Dwarf Peach
Prunus persica var. persica 'dwarf cultivar'
Überblick
Zwergpfirsichbäume werden selektiv so gezüchtet, dass sie eine Höhe von weniger als 1,80 m erreichen und gleichzeitig saftige Pfirsiche in Standardgröße liefern, sodass sie auch für Heimanbauer ohne große Obstgartenfläche zugänglich sind. Die meisten Sorten sind selbstfruchtbar und benötigen nur einen Baum, um Früchte zu produzieren. Sie blühen mit auffälligen rosa Frühlingsblumen, bevor das Laub austreibt. Die Früchte reifen im Mittel- bis Spätsommer und haben Geschmack und Textur, die denen von Pfirsichsorten in voller Größe entsprechen, wenn sie in ausreichender Sonne wachsen. Sie sind in den USDA-Zonen 5 bis 9 winterhart, wobei einige winterharte Sorten für Zone 4 mit Winterschutz geeignet sind.
Pflegeleitfaden
Gießen
Bewässern Sie Zwergpfirsichbäume während der Vegetationsperiode einmal pro Woche tief und lassen Sie die obersten 5 bis 7 cm des Bodens zwischen den Wassergaben austrocknen, um Wurzelfäule zu verhindern. Reduzieren Sie die Bewässerungshäufigkeit im Herbst und Winter, wenn der Baum ruht, und sorgen Sie nur dann für Feuchtigkeit, wenn der Boden vollständig trocken ist. In Behältern gezüchtete Exemplare müssen möglicherweise häufiger gegossen werden, insbesondere bei heißem, trockenem Wetter, da die Blumenerde schneller austrocknet als die Erde im Boden.
Licht
Zwergpfirsichbäume benötigen volle Sonne, das heißt täglich mindestens 6 bis 8 Stunden direktes, ungefiltertes Sonnenlicht, um üppige Blüten und hochwertige Früchte zu produzieren. Unzureichendes Licht führt zu verminderter Fruchtbildung, langbeinigem Wachstum und erhöhter Anfälligkeit für Pilzkrankheiten.
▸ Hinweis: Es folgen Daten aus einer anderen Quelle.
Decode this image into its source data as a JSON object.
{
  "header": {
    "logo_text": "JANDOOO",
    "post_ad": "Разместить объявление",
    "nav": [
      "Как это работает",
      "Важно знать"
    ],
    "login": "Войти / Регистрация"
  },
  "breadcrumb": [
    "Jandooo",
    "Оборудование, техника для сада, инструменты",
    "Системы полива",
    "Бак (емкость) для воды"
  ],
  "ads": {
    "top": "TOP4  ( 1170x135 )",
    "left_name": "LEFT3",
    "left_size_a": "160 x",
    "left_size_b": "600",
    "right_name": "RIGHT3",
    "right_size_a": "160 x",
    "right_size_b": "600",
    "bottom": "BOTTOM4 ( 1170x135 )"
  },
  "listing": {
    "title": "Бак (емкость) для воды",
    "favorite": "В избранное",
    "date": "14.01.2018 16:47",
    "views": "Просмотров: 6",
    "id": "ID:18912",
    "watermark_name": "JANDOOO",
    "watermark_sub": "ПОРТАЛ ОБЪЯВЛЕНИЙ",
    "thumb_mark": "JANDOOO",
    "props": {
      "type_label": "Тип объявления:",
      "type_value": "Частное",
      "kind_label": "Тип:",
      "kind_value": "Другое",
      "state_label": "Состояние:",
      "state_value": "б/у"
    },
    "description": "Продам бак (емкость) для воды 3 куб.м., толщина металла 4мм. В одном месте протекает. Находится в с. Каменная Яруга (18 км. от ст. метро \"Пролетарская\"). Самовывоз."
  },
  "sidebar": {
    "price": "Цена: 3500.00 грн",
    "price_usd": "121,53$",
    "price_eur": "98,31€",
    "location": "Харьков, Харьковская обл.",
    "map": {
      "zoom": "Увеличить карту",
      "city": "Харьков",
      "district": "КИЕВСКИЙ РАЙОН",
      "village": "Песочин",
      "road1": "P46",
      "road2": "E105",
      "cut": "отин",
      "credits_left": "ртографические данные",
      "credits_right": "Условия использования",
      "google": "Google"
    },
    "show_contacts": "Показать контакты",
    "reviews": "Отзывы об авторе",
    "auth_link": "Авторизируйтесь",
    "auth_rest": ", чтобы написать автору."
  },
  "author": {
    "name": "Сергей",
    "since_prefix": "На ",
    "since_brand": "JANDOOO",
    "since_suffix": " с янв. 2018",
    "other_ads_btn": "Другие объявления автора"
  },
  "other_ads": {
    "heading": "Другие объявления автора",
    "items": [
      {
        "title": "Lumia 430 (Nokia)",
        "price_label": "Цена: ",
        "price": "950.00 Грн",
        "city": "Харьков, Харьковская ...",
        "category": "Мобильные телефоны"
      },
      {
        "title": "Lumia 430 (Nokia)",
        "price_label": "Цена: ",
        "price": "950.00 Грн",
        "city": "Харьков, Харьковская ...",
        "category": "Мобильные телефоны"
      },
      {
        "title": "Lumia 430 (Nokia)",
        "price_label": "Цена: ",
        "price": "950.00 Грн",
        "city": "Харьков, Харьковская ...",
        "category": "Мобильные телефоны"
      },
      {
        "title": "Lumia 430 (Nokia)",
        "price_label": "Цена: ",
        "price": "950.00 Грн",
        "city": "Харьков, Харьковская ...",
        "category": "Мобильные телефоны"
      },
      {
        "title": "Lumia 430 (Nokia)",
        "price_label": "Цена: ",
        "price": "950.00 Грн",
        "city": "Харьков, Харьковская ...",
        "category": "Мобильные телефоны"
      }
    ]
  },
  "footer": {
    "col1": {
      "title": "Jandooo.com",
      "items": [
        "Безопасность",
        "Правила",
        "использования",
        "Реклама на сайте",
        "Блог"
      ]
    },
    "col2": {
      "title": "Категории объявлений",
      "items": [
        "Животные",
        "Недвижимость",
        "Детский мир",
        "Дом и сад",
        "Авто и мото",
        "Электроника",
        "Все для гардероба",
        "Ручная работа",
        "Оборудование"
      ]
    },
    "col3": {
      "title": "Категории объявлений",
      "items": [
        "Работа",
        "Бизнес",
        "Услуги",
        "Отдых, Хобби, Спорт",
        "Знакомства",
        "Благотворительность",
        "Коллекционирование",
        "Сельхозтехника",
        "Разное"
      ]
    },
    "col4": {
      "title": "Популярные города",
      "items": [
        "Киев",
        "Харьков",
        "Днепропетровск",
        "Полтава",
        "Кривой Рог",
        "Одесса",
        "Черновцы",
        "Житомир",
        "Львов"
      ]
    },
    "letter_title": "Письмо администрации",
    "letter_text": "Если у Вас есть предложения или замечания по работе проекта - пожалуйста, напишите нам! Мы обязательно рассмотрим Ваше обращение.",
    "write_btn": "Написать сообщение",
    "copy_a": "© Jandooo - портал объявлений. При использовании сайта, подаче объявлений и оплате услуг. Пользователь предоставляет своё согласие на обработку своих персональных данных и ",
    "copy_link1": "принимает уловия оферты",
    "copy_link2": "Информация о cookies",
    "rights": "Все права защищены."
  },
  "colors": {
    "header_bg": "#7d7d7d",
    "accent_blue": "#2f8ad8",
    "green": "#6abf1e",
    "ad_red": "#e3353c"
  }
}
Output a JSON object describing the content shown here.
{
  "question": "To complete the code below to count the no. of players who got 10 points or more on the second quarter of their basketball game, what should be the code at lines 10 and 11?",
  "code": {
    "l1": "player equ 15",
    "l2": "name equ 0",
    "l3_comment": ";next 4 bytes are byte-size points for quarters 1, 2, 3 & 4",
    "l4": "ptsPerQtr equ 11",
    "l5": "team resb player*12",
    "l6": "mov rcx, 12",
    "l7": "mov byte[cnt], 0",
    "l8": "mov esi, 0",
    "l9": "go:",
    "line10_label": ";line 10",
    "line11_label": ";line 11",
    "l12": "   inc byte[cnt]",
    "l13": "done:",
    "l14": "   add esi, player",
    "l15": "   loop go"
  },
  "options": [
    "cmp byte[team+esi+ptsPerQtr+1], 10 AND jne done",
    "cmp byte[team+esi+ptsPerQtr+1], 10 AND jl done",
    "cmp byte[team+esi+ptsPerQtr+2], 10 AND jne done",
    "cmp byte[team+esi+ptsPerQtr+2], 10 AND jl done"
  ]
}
Wenn Sie den Baum im Innenbereich anbauen, stellen Sie ihn an ein nach Süden ausgerichtetes Fenster oder verwenden Sie Vollspektrum-Wachstumslampen, um seinen Lichtbedarf zu decken.
Boden
Pflanzen Sie Zwergpfirsichbäume in gut durchlässigen, lehmigen Boden mit einem pH-Wert zwischen 6,0 und 6,5, um eine optimale Nährstoffaufnahme und ein optimales Wachstum zu gewährleisten. Vermeiden Sie schwere, durchnässte Lehmböden, da diese Wurzelfäule verursachen und die Entwicklung des Baumes behindern. Verwenden Sie zum Pflanzen in Behältern eine hochwertige Blumenerde mit Perlit oder grobem Sand, um die Drainage zu verbessern, und stellen Sie sicher, dass der Topf über mehrere Drainagelöcher verfügt.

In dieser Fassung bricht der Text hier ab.